Our database creation code should create the latest version of the database

It means that we'll have duplication of code, which sounds a weird idea. Though it may be a solution if we add a unittest that guarantees that iterations-based and bulk-mode creation strategies create exactly the same database.

We shouldn't write fragile code to support going back a version

About going back in version, I guess we should consider that if and only if we find a library that provides this functionality. It is supported in most libraries from the web-world, though I'm not sure such libraries exist for C++. If we don't find such library, then we can/should skip writing that ourselves.

I'm not sure why would there be a need for that?

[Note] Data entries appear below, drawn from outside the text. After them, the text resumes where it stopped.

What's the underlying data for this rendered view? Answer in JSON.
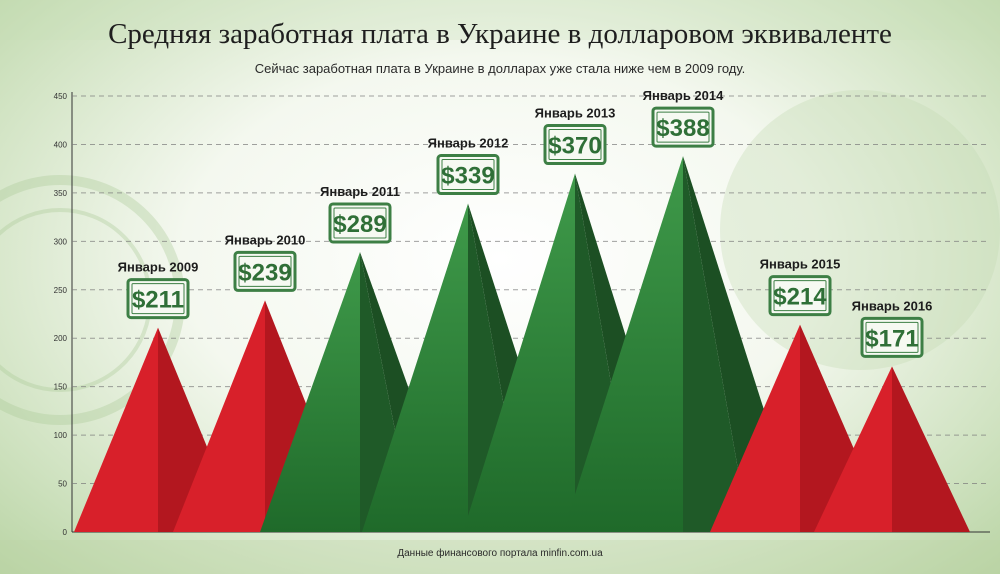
{
  "title": "Средняя заработная плата в Украине в долларовом эквиваленте",
  "subtitle": "Сейчас заработная плата в Украине в долларах уже стала ниже чем в 2009 году.",
  "source": "Данные финансового портала minfin.com.ua",
  "colors": {
    "decline": "#d8202a",
    "growth": "#2f8a3c",
    "growth_dark": "#1f5a28",
    "label_border": "#3d7f45"
  },
  "chart_data": {
    "type": "area",
    "title": "Средняя заработная плата в Украине в долларовом эквиваленте",
    "ylim": [
      0,
      450
    ],
    "yticks": [
      "0",
      "50",
      "100",
      "150",
      "200",
      "250",
      "300",
      "350",
      "400",
      "450"
    ],
    "grid": true,
    "series": [
      {
        "label": "Январь 2009",
        "value": 211,
        "value_label": "$211",
        "trend": "down"
      },
      {
        "label": "Январь 2010",
        "value": 239,
        "value_label": "$239",
        "trend": "down"
      },
      {
        "label": "Январь 2011",
        "value": 289,
        "value_label": "$289",
        "trend": "up"
      },
      {
        "label": "Январь 2012",
        "value": 339,
        "value_label": "$339",
        "trend": "up"
      },
      {
        "label": "Январь 2013",
        "value": 370,
        "value_label": "$370",
        "trend": "up"
      },
      {
        "label": "Январь 2014",
        "value": 388,
        "value_label": "$388",
        "trend": "up"
      },
      {
        "label": "Январь 2015",
        "value": 214,
        "value_label": "$214",
        "trend": "down"
      },
      {
        "label": "Январь 2016",
        "value": 171,
        "value_label": "$171",
        "trend": "down"
      }
    ]
  }
}
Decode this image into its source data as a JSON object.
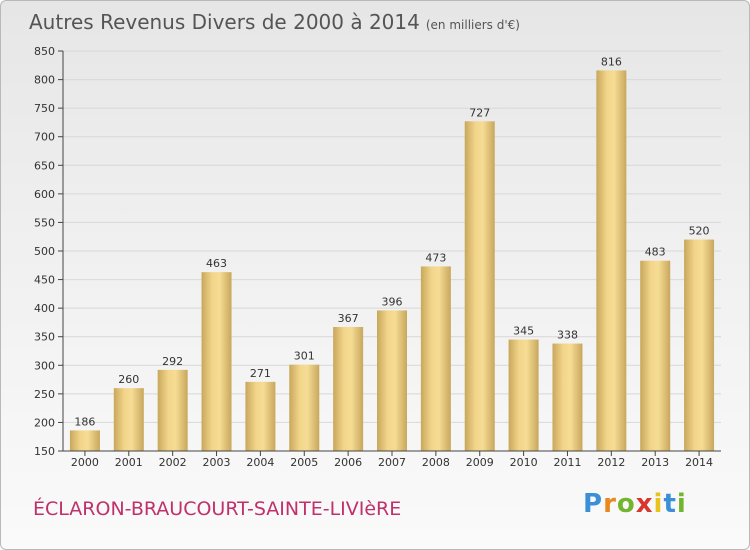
{
  "title": "Autres Revenus Divers de 2000 à 2014",
  "unit": "(en milliers d'€)",
  "commune": "ÉCLARON-BRAUCOURT-SAINTE-LIVIèRE",
  "logo": {
    "p": "P",
    "r": "r",
    "o": "o",
    "x": "x",
    "i": "i",
    "t": "t",
    "i2": "i"
  },
  "colors": {
    "bar_light": "#f6dc94",
    "bar_dark": "#c8a75c",
    "grid": "#d8d8d8",
    "axis": "#444444",
    "commune": "#c0306a"
  },
  "chart_data": {
    "type": "bar",
    "categories": [
      "2000",
      "2001",
      "2002",
      "2003",
      "2004",
      "2005",
      "2006",
      "2007",
      "2008",
      "2009",
      "2010",
      "2011",
      "2012",
      "2013",
      "2014"
    ],
    "values": [
      186,
      260,
      292,
      463,
      271,
      301,
      367,
      396,
      473,
      727,
      345,
      338,
      816,
      483,
      520
    ],
    "ylim": [
      150,
      850
    ],
    "yticks": [
      150,
      200,
      250,
      300,
      350,
      400,
      450,
      500,
      550,
      600,
      650,
      700,
      750,
      800,
      850
    ],
    "grid": true,
    "data_labels": true
  }
}
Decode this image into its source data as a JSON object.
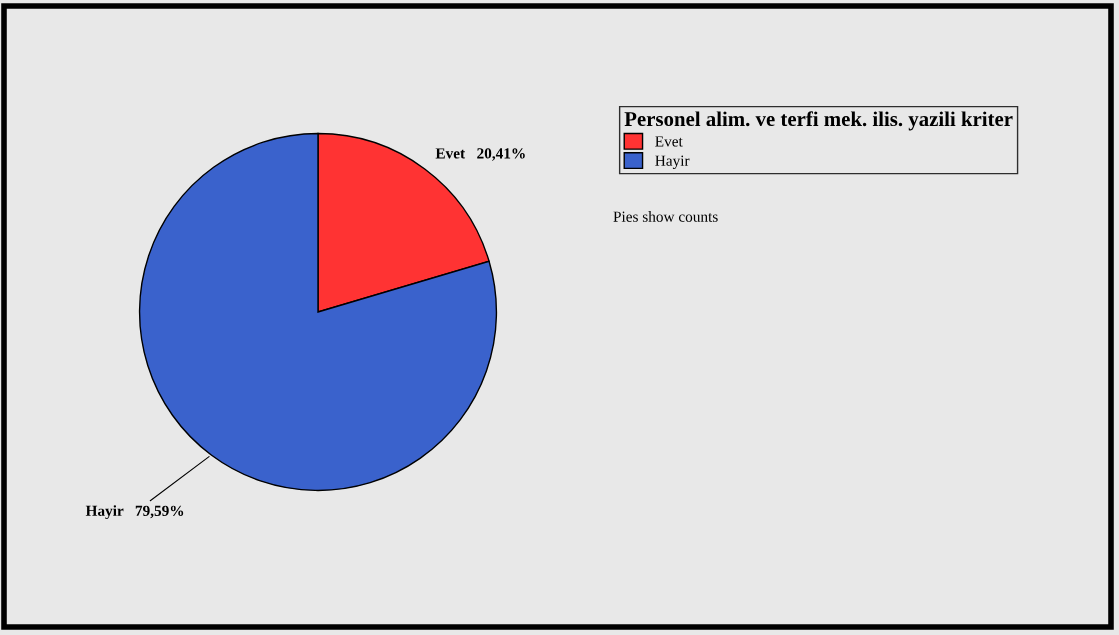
{
  "chart_data": {
    "type": "pie",
    "categories": [
      "Evet",
      "Hayir"
    ],
    "values": [
      20.41,
      79.59
    ],
    "colors": [
      "#ff3333",
      "#3a62cc"
    ],
    "value_labels": [
      "20,41%",
      "79,59%"
    ],
    "legend": "top right",
    "legend_title": "Personel alim. ve terfi mek. ilis. yazili kriter",
    "annotations": [
      "Pies show counts"
    ]
  }
}
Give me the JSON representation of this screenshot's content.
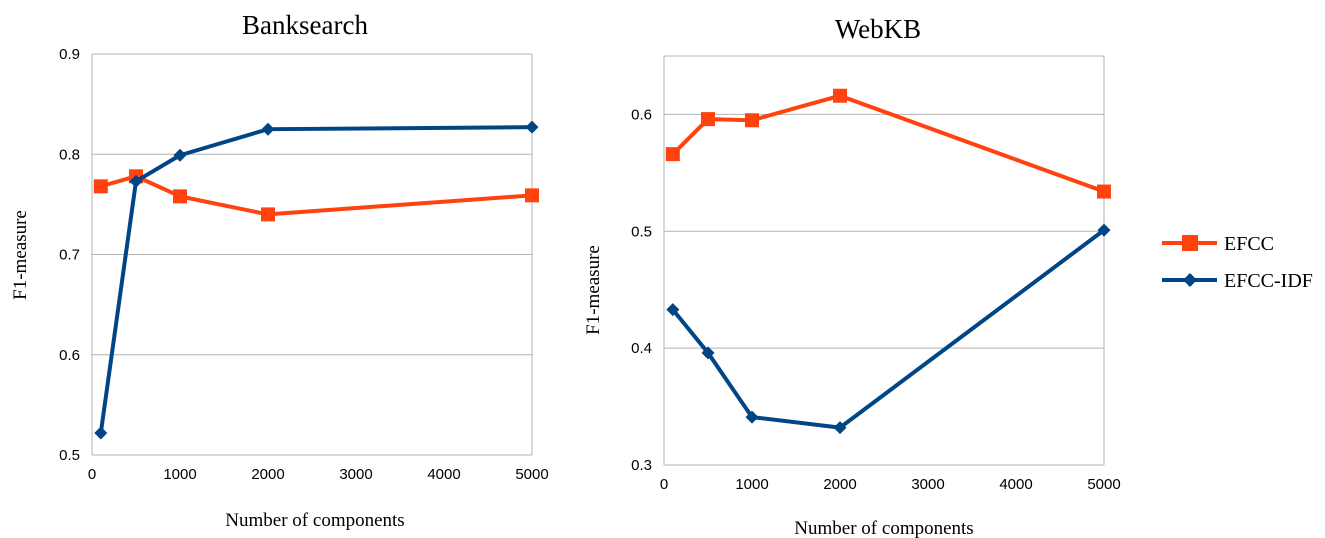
{
  "legend": {
    "position": "right",
    "entries": [
      {
        "name": "EFCC",
        "color": "#ff420e",
        "marker": "square"
      },
      {
        "name": "EFCC-IDF",
        "color": "#004586",
        "marker": "diamond"
      }
    ]
  },
  "chart_data": [
    {
      "type": "line",
      "title": "Banksearch",
      "xlabel": "Number of components",
      "ylabel": "F1-measure",
      "xlim": [
        0,
        5000
      ],
      "ylim": [
        0.5,
        0.9
      ],
      "xticks": [
        0,
        1000,
        2000,
        3000,
        4000,
        5000
      ],
      "xtick_labels": [
        "0",
        "1000",
        "2000",
        "3000",
        "4000",
        "5000"
      ],
      "yticks": [
        0.5,
        0.6,
        0.7,
        0.8,
        0.9
      ],
      "ytick_labels": [
        "0.5",
        "0.6",
        "0.7",
        "0.8",
        "0.9"
      ],
      "grid": "horizontal",
      "x": [
        100,
        500,
        1000,
        2000,
        5000
      ],
      "series": [
        {
          "name": "EFCC",
          "color": "#ff420e",
          "marker": "square",
          "values": [
            0.768,
            0.778,
            0.758,
            0.74,
            0.759
          ]
        },
        {
          "name": "EFCC-IDF",
          "color": "#004586",
          "marker": "diamond",
          "values": [
            0.522,
            0.773,
            0.799,
            0.825,
            0.827
          ]
        }
      ]
    },
    {
      "type": "line",
      "title": "WebKB",
      "xlabel": "Number of components",
      "ylabel": "F1-measure",
      "xlim": [
        0,
        5000
      ],
      "ylim": [
        0.3,
        0.65
      ],
      "xticks": [
        0,
        1000,
        2000,
        3000,
        4000,
        5000
      ],
      "xtick_labels": [
        "0",
        "1000",
        "2000",
        "3000",
        "4000",
        "5000"
      ],
      "yticks": [
        0.3,
        0.4,
        0.5,
        0.6
      ],
      "ytick_labels": [
        "0.3",
        "0.4",
        "0.5",
        "0.6"
      ],
      "grid": "horizontal",
      "x": [
        100,
        500,
        1000,
        2000,
        5000
      ],
      "series": [
        {
          "name": "EFCC",
          "color": "#ff420e",
          "marker": "square",
          "values": [
            0.566,
            0.596,
            0.595,
            0.616,
            0.534
          ]
        },
        {
          "name": "EFCC-IDF",
          "color": "#004586",
          "marker": "diamond",
          "values": [
            0.433,
            0.396,
            0.341,
            0.332,
            0.501
          ]
        }
      ]
    }
  ]
}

I'm mostly worried about making life miserable for our beta testers. That would mean only going back one version (or, as many versions as we put in between the latest stable release and the beta version (maaaybe latest stable or latest nightly). Recently we just add new columns and new things. Problem would be that removing a whole column would mean removing data, and we can't state the version is 0.0.1 if it has columns that belong in 0.0.2 because then migration from 0.0.1 to 0.0.2 wouldn't work (I say columns but it can be other things). So I'm not sure. Thoughts?

I'm mostly worried about making life miserable for our beta testers. That would mean only going back one version

Well, if you support moving back one version, you automatically support moving back to as many versions you like. That is, when adding a new database version, you need to add something like an undo command, which rolls forward and backward the database. And to limit this rollback to one version only, you just need to remove the undo branches from all the commands for previous versions, which is a bit strange pipeline.

Another questions is, what happens if we update the database twice during the same beta-testing phase? It will still make the life of testers miserable :)

Btw, here is the explanation of how it works in Ruby on Rails: https://guides.rubyonrails.org/active_record_migrations.html

Basically, they have extremely high-level language for defining migrations, which allows auto-generation of undo-steps. You just write "add a column with these fields" and it automatically generates redo and undo steps.

I don't think we have enough motivation to write such extensive system ourselves, but if we found a library allowing us to do that, we could use it for our benefit. The only price for us would be to write proper tests for these migrations (which we need to write anyway).

Google says that the most popular Python-based migrations library (after Django) is Alembic. It also has undocommand-like API, though it doesn't have auto-generation of the undo steps.

https://alembic.sqlalchemy.org/en/latest/tutorial.html#running-our-first-migration

dkazakov added a comment.EditedFeb 23 2022, 7:20 AM

And it seems like there is a golang-based tool that allows auto-generation of SQL files for migrations (redo+undo steps). We could actually use that: generate undo/redo SQL files with the tool and add them into the C++ wrapper that fills in the data in the new columns if needed.

https://github.com/golang-migrate/migrate/blob/master/database/postgres/TUTORIAL.md

It's not only about the database schema though. For example, one of the recent changes in the database schema was adding the "active" column in resources_tags database. So, if someone uses the current stable nightly to tag and untag resources, and would go back to before that change, the column would disappear, right? So then all tag-resources pair would denote that the resource is tagged, even though the user untagged it. And there can be other unforeseen now issues in the future.